I asked myself if I was truly outraged — or just optimized.

Scroll. Like. Repost. Get outraged. But have you ever asked yourself if that outrage is really yours? Or if it was handed to you, pre-packaged, ready to go?

The article from Follow The Algorithm cracked something I thought was solid. It talks about Palestine, yes — but not the geopolitical one, rather the Palestine that floods our feeds: protests, carousels, drone footage with a sad piano soundtrack. A Palestine that’s become content. Symbol. Brand.

And while I scrolled, it hit me: It wasn’t the tragedy shaking me — it was the performance. And I was right there in it, part of a global emotional choreography dressed up as consciousness.

“Do you actually know why you care?”
“Is your anger a choice or a reflex?”
“Are you acting out of awareness or out of algorithm?”

That’s when it clicks: the fight is real — but the way we live it is compromised.

We exist in a world where every emotion risks being UX-driven, optimized for engagement, tailor-made for reels and stories. Our political identities have become an extension of our online avatars. A temporary skin. A badge. A vibe.

We’re handed a role to perform outrage. But who wrote the script? How many of our stances are truly thought out, processed, fought for? And how many are just emotional shortcuts in a timeline?

This isn’t a criticism of the Palestinian cause — that would be way too easy. It’s a criticism of the automated way we adopt causes. More aesthetic than ethical. A ready-to-wear kind of activism.

In a world addicted to immediacy, slowing down to doubt is already a revolution.

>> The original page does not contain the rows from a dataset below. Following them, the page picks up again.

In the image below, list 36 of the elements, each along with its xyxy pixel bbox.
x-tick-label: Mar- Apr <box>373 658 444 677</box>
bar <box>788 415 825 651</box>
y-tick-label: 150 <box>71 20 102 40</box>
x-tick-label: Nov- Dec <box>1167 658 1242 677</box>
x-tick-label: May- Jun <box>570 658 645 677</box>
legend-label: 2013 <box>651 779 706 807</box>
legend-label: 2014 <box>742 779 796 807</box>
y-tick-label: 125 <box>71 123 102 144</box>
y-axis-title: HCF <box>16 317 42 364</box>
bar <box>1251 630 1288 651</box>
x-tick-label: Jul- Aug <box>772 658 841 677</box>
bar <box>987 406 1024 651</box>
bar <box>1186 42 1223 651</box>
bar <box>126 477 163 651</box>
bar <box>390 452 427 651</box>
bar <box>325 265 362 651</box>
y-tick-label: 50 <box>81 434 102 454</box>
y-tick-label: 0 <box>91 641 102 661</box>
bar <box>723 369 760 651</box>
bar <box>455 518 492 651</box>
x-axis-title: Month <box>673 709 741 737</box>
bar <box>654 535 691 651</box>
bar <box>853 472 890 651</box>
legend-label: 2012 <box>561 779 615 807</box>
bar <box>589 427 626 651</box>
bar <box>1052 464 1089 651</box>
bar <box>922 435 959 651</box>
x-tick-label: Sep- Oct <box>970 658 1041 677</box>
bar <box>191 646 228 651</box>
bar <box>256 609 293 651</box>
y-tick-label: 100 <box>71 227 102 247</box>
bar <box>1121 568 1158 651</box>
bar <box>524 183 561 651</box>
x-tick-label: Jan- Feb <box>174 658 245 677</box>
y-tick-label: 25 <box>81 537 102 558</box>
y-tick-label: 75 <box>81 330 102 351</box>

Even doubting yourself. Especially yourself.

Because if your mind is the battlefield, the algorithm has already launched the attack.

Here’s the link that shattered the mirror:
https://followthealgorithm.com/were-all-pro-palestine-but-who-decided-for-us/

I’m not saying “delete the post” or “don’t share anymore.”
I’m saying: slow down. Think. Ask yourself.
Real outrage starts within — not with a click.